Categories: Articles:Asylum & Refugees, BLOG | Published: 20/01/2017 | Views: 2919
In our blog, Alison Clark, Bute resident and former teacher, offers a personal view on the settlement of refugees

 

As I write, it’s exactly a year since our new Syrian residents arrived here on the Isle of Bute. The families celebrated the anniversary by cooking a fabulous lunch for everyone who has been involved in helping them settle, both statutory agencies and volunteers.  




The first 10 families were followed in February by 5 more and recently some relatives have been able to join their families under the reunification programme.   


I’m one of the volunteers who have sought to support our new residents.  It’s been a fascinating and at times challenging experience.  There was a huge response to Argyll & Bute Council’s appeal for volunteers.  We were asked to staff a pop-up community centre where the families could meet each other and be contacted by the various supporting agencies.  St Andrews RC church here in Rothesay offered the use of their hall. This proved invaluable as a meeting place and for the distribution of the generous donations which flooded in.   


The experience has been and continues to be a big learning curve for the statutory agencies and for the volunteers.  Intent on preparing as best we could by learning about the culture of the Syrians, we quickly realised - what is obvious when you think about it -  that our new arrivals did not constitute a homogeneous group. Encouraged not to offer a handshake to the men for example, we found that some cheerfully offered their hand.  On matters religious, some are more secular, some more observing.  


A few arrived with good English, some with a little, most with none at all.  What a challenge when you need to learn even the alphabet!   I found it hard to see someone who had run a business in his own country struggling to write his name in an unfamiliar alphabet and working across the page from left to right.  

   
We could only surmise what horrors they might have experienced.  Some have spoken about it, some not.  What we can know both from the news and from their own accounts is that they live with constant worry about the fate of those left behind.  But there is good news too.  Already four babies have been born to the families, a wonderful sign of new life.   One father proudly declared that his baby daughter was a Scottish Syrian.  
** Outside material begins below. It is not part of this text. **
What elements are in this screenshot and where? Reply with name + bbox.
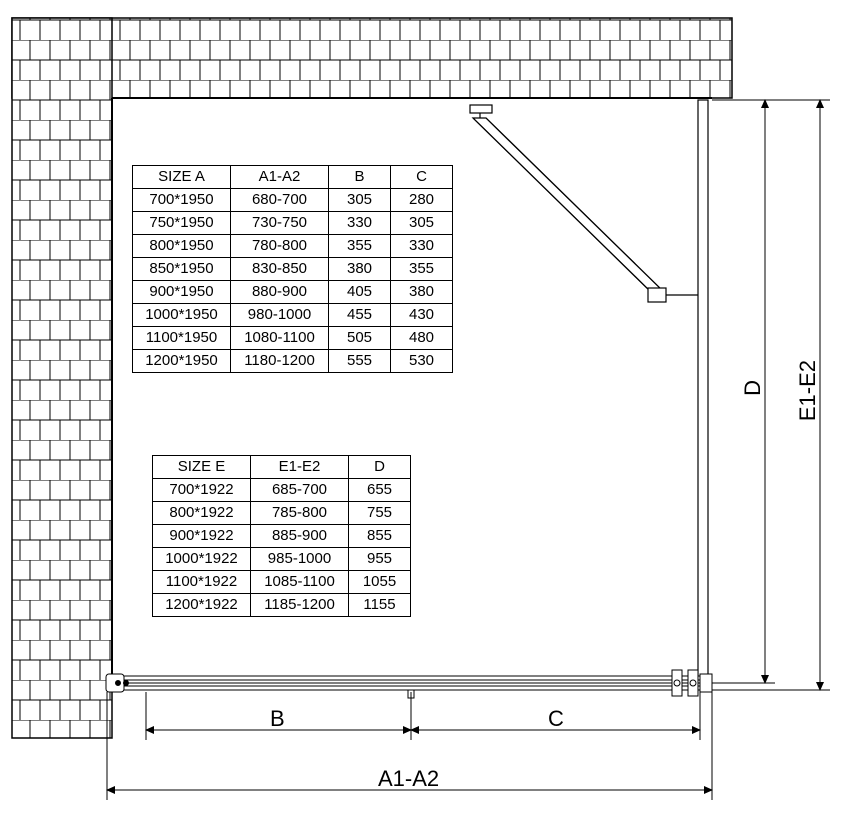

Most are settling remarkably well, one or two in employment, some in training and some volunteering for community projects.  Some families, inevitably, have struggled.   So too have the volunteers at times!  On an island such as ours, there isn’t an existing refugee support organisation so our volunteers are gathered from scratch without the framework of an existing agency.  


Communication is an ongoing challenge, even with improving language skills.   After the drop-in centre closed, some of us have continued working with the families, particularly in the area of language support and befriending.  Currently a new cohort of volunteers is being trained.  


The local community has been welcoming on the whole but there have been some instances of hostility.  It is easy to criticise those we may be tempted to label as racist or xenophobic.  What this experience has taught me is that so-called ‘liberal’ attitudes and indeed a Christian theology of inclusiveness should not preclude an honest acknowledgement of the challenges that being ‘inclusive’ brings.  If we are not able to say ‘this is difficult’ or ‘I don’t agree with such and such a cultural practice’, then either we retreat from debate or we speak in bland terms that slide over the real challenges of cultural diversity.